Each pot of iskilip dolması includes 20 kilos of meat, 5 kilos of butter, 5 kilos of olive oil and 25 kilos of rice and can feed approximately 150 people. First the meat is added to the pot with some water. The rice is steam cooked over the broth in cloth bags. The pressure cooker pot is sealed with dough and left undisturbed to slow cook over a period of 12 hours. The meat broth is used to prepare a noodle soup that is traditionally served as an appetizer and flour helva made with milk is prepared as a dessert.

Some modern cooks have adapted the recipe for preparation in home kitchens. Onions are first sautéd in a large amount of butter until caramelized. Water is added to the pot and the mixture is brought to a boil.
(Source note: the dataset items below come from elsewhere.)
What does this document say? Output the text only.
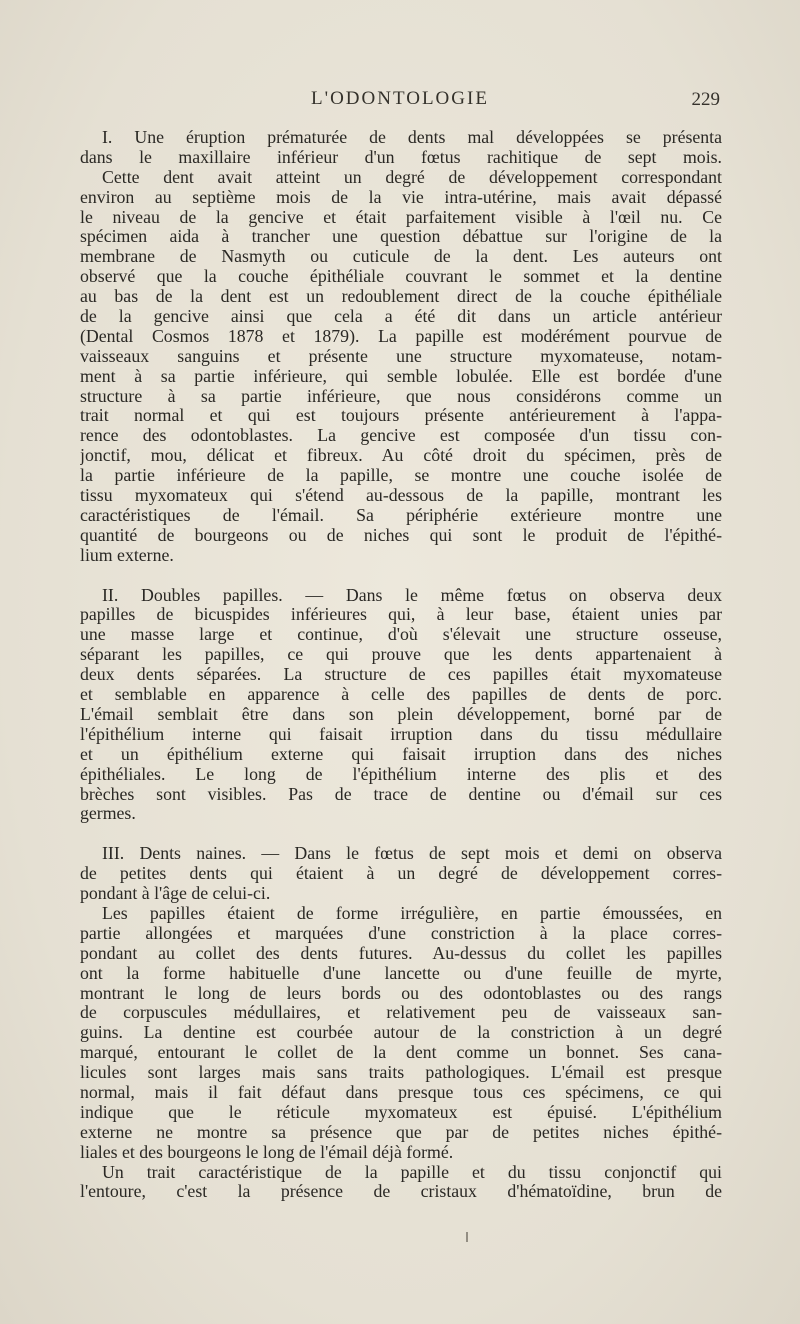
L'ODONTOLOGIE	229
I. Une éruption prématurée de dents mal développées se présenta
dans le maxillaire inférieur d'un fœtus rachitique de sept mois.
Cette dent avait atteint un degré de développement correspondant
environ au septième mois de la vie intra-utérine, mais avait dépassé
le niveau de la gencive et était parfaitement visible à l'œil nu. Ce
spécimen aida à trancher une question débattue sur l'origine de la
membrane de Nasmyth ou cuticule de la dent. Les auteurs ont
observé que la couche épithéliale couvrant le sommet et la dentine
au bas de la dent est un redoublement direct de la couche épithéliale
de la gencive ainsi que cela a été dit dans un article antérieur
(Dental Cosmos 1878 et 1879). La papille est modérément pourvue de
vaisseaux sanguins et présente une structure myxomateuse, notam-
ment à sa partie inférieure, qui semble lobulée. Elle est bordée d'une
structure à sa partie inférieure, que nous considérons comme un
trait normal et qui est toujours présente antérieurement à l'appa-
rence des odontoblastes. La gencive est composée d'un tissu con-
jonctif, mou, délicat et fibreux. Au côté droit du spécimen, près de
la partie inférieure de la papille, se montre une couche isolée de
tissu myxomateux qui s'étend au-dessous de la papille, montrant les
caractéristiques de l'émail. Sa périphérie extérieure montre une
quantité de bourgeons ou de niches qui sont le produit de l'épithé-
lium externe.
II. Doubles papilles. — Dans le même fœtus on observa deux
papilles de bicuspides inférieures qui, à leur base, étaient unies par
une masse large et continue, d'où s'élevait une structure osseuse,
séparant les papilles, ce qui prouve que les dents appartenaient à
deux dents séparées. La structure de ces papilles était myxomateuse
et semblable en apparence à celle des papilles de dents de porc.
L'émail semblait être dans son plein développement, borné par de
l'épithélium interne qui faisait irruption dans du tissu médullaire
et un épithélium externe qui faisait irruption dans des niches
épithéliales. Le long de l'épithélium interne des plis et des
brèches sont visibles. Pas de trace de dentine ou d'émail sur ces
germes.
III. Dents naines. — Dans le fœtus de sept mois et demi on observa
de petites dents qui étaient à un degré de développement corres-
pondant à l'âge de celui-ci.
Les papilles étaient de forme irrégulière, en partie émoussées, en
partie allongées et marquées d'une constriction à la place corres-
pondant au collet des dents futures. Au-dessus du collet les papilles
ont la forme habituelle d'une lancette ou d'une feuille de myrte,
montrant le long de leurs bords ou des odontoblastes ou des rangs
de corpuscules médullaires, et relativement peu de vaisseaux san-
guins. La dentine est courbée autour de la constriction à un degré
marqué, entourant le collet de la dent comme un bonnet. Ses cana-
licules sont larges mais sans traits pathologiques. L'émail est presque
normal, mais il fait défaut dans presque tous ces spécimens, ce qui
indique que le réticule myxomateux est épuisé. L'épithélium
externe ne montre sa présence que par de petites niches épithé-
liales et des bourgeons le long de l'émail déjà formé.
Un trait caractéristique de la papille et du tissu conjonctif qui
l'entoure, c'est la présence de cristaux d'hématoïdine, brun de
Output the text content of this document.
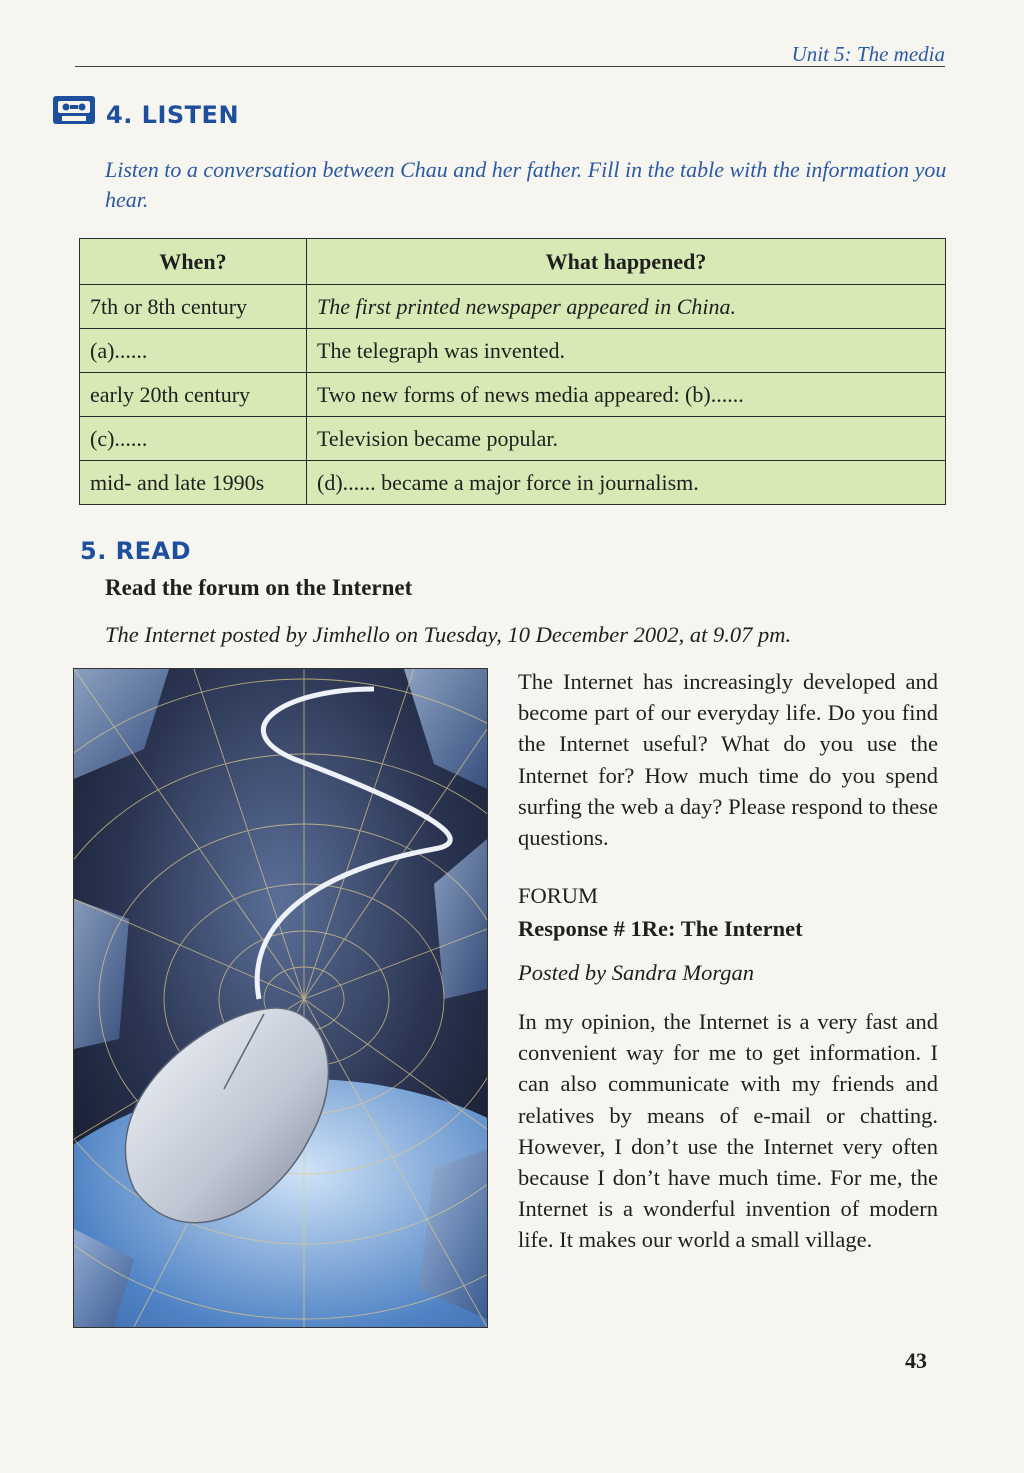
Unit 5: The media
4. LISTEN
Listen to a conversation between Chau and her father. Fill in the table with the information you hear.
When?	What happened?
7th or 8th century	The first printed newspaper appeared in China.
(a)......	The telegraph was invented.
early 20th century	Two new forms of news media appeared: (b)......
(c)......	Television became popular.
mid- and late 1990s	(d)...... became a major force in journalism.
5. READ
Read the forum on the Internet
The Internet posted by Jimhello on Tuesday, 10 December 2002, at 9.07 pm.
The Internet has increasingly developed and become part of our everyday life. Do you find the Internet useful? What do you use the Internet for? How much time do you spend surfing the web a day? Please respond to these questions.
FORUM
Response # 1Re: The Internet
Posted by Sandra Morgan
In my opinion, the Internet is a very fast and convenient way for me to get information. I can also communicate with my friends and relatives by means of e-mail or chatting. However, I don’t use the Internet very often because I don’t have much time. For me, the Internet is a wonderful invention of modern life. It makes our world a small village.
43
Pieces of meat are layered on the bottom of a very large cold pot and some of the hot butter mixture is poured over the meat. The rice is cooked in the butter mixture and is then steamed over the cooking meat in a cloth bag. The pot is sealed with dough, leaving only a small opening for the steam to escape. After a long period of slow cooking, the meat broth is poured over the rice. The meat is pulled apart and served over the rice.